一、 北京放送との再会
去年9月5日、(株)21世紀旅行の代表取締役専務・坊野正弘氏から電話があり、「中国国際放送局東京支局長の張国清氏より、趙鉄騎副局長を団長とする代表団5名が9月16日京都を観光目的で訪問するので、京都らしい趣のある和風旅館を紹介してほしいと依頼してきた。宜しく頼む。」と言って来ました。正直言って、30年前の古い友人である坊野氏(1973年、私が日本教職員友好代表団の一員として訪中した当時の日中友好協会(正統)全国本部の幹部)からの突然の電話なので驚きました。しかも長年中国との友好運動にかかわってきたものの、中国国際放送局について知らない私は、彼のこの唐突な依頼に困り説明を求めると、「北京放送だよ」と答えましたので、「あの懐かしい北京放送か。」と言って安堵し、「観光案内を含め万事引き受けた。」と、坊野氏の要請を快諾しました。懐かしい北京放送の皆さんとの再会です。
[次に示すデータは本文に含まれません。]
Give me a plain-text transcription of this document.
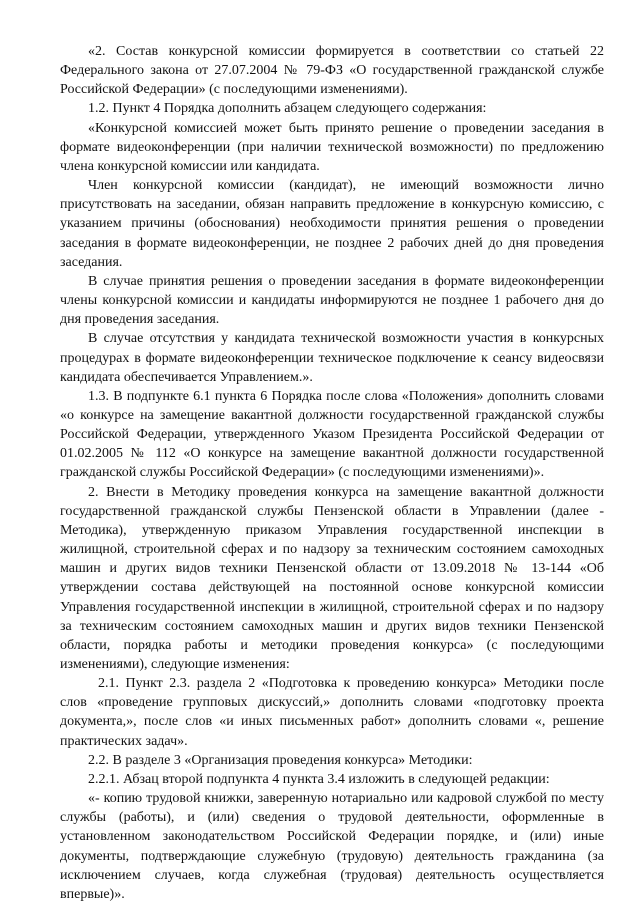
«2. Состав конкурсной комиссии формируется в соответствии со статьей 22 Федерального закона от 27.07.2004 № 79-ФЗ «О государственной гражданской службе Российской Федерации» (с последующими изменениями).

1.2. Пункт 4 Порядка дополнить абзацем следующего содержания:

«Конкурсной комиссией может быть принято решение о проведении заседания в формате видеоконференции (при наличии технической возможности) по предложению члена конкурсной комиссии или кандидата.

Член конкурсной комиссии (кандидат), не имеющий возможности лично присутствовать на заседании, обязан направить предложение в конкурсную комиссию, с указанием причины (обоснования) необходимости принятия решения о проведении заседания в формате видеоконференции, не позднее 2 рабочих дней до дня проведения заседания.

В случае принятия решения о проведении заседания в формате видеоконференции члены конкурсной комиссии и кандидаты информируются не позднее 1 рабочего дня до дня проведения заседания.

В случае отсутствия у кандидата технической возможности участия в конкурсных процедурах в формате видеоконференции техническое подключение к сеансу видеосвязи кандидата обеспечивается Управлением.».

1.3. В подпункте 6.1 пункта 6 Порядка после слова «Положения» дополнить словами «о конкурсе на замещение вакантной должности государственной гражданской службы Российской Федерации, утвержденного Указом Президента Российской Федерации от 01.02.2005 № 112 «О конкурсе на замещение вакантной должности государственной гражданской службы Российской Федерации» (с последующими изменениями)».

2. Внести в Методику проведения конкурса на замещение вакантной должности государственной гражданской службы Пензенской области в Управлении (далее - Методика), утвержденную приказом Управления государственной инспекции в жилищной, строительной сферах и по надзору за техническим состоянием самоходных машин и других видов техники Пензенской области от 13.09.2018 № 13-144 «Об утверждении состава действующей на постоянной основе конкурсной комиссии Управления государственной инспекции в жилищной, строительной сферах и по надзору за техническим состоянием самоходных машин и других видов техники Пензенской области, порядка работы и методики проведения конкурса» (с последующими изменениями), следующие изменения:

2.1. Пункт 2.3. раздела 2 «Подготовка к проведению конкурса» Методики после слов «проведение групповых дискуссий,» дополнить словами «подготовку проекта документа,», после слов «и иных письменных работ» дополнить словами «, решение практических задач».

2.2. В разделе 3 «Организация проведения конкурса» Методики:

2.2.1. Абзац второй подпункта 4 пункта 3.4 изложить в следующей редакции:

«- копию трудовой книжки, заверенную нотариально или кадровой службой по месту службы (работы), и (или) сведения о трудовой деятельности, оформленные в установленном законодательством Российской Федерации порядке, и (или) иные документы, подтверждающие служебную (трудовую) деятельность гражданина (за исключением случаев, когда служебная (трудовая) деятельность осуществляется впервые)».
嘗て私は28年前(1978年)北京放送を聞く会京都支部の初代支部長として、当時全国運動の一翼を担い、日中友好協会(正統)京都府本部を中心に、反覇権条項明記の日中平和友好条約締結促進運動が展開される中で、「中国を正しく知り、知らせる活動」のメディア活用宣伝の重要分野である北京放送聴取者を拡大する活動に取り組み成果を挙げました。その経験は今も貴重な教訓であろうと思います。
ところで、坊野氏が私が北京放送を聞く会京都支部の支部長であったことを知ろうはずはなく、ただ京都における古い親しい日中友好人士であるということで、私に電話依頼をしてきたのでしょう。偶然ですが、しかしよく考えてみればこれはただの偶然ではなく、当時各界各層そして各分野にわたり広く展開された日中友好の運動状況を鑑みれば、坊野氏からの依頼??と言うよりも、中国国際放送局東京支局長の張国清氏のこのたびの私への依頼は、それなりの蓋善性を持っていたと思います。言うなれば私と北京放送??今日の中国国際放送とは、「北京放送を聞く会」を介して早くから固い友好の「絆」で結ばれていたと言っても過言ではありません。
9月16日快晴の秋の京都、ロンドンタクシーに乗ってのたった一日の名所古刹参観の案内でしたが、代表団の皆さんには、世界文化遺産として登録されている歴史文化都市京都の古代からの日中文化交流を背景とした、国際性を秘めた特色ある文化伝統と、侘びと雅が交じり合う京都らしい風情情緒を味わっていただき、満足をされたご様子でした。嵐山の周恩来総理の「雨中嵐山」の詩碑にも敬意を表され、隣接の和風旅館嵐亭に宿泊されました。翌朝代表団が京都を去られるに際し、現在の京都北京放送を聞く会事務局長安沢英治氏が新幹線京都駅プラットホームに見送りに参り、28年前の初代支部長である私と共に、代表団の皆さんと名残を惜しむ別れの握手を交わしました。京都においては若き後継者が今もしっかりと「北京放送を聞く会」の旗を守り、日本語放送の聴取者の拡大や中国語学習の活動を中心に、政冷(政治が冷たい)の障害を乗り越えて日中友好の発展のために頑張っているのです。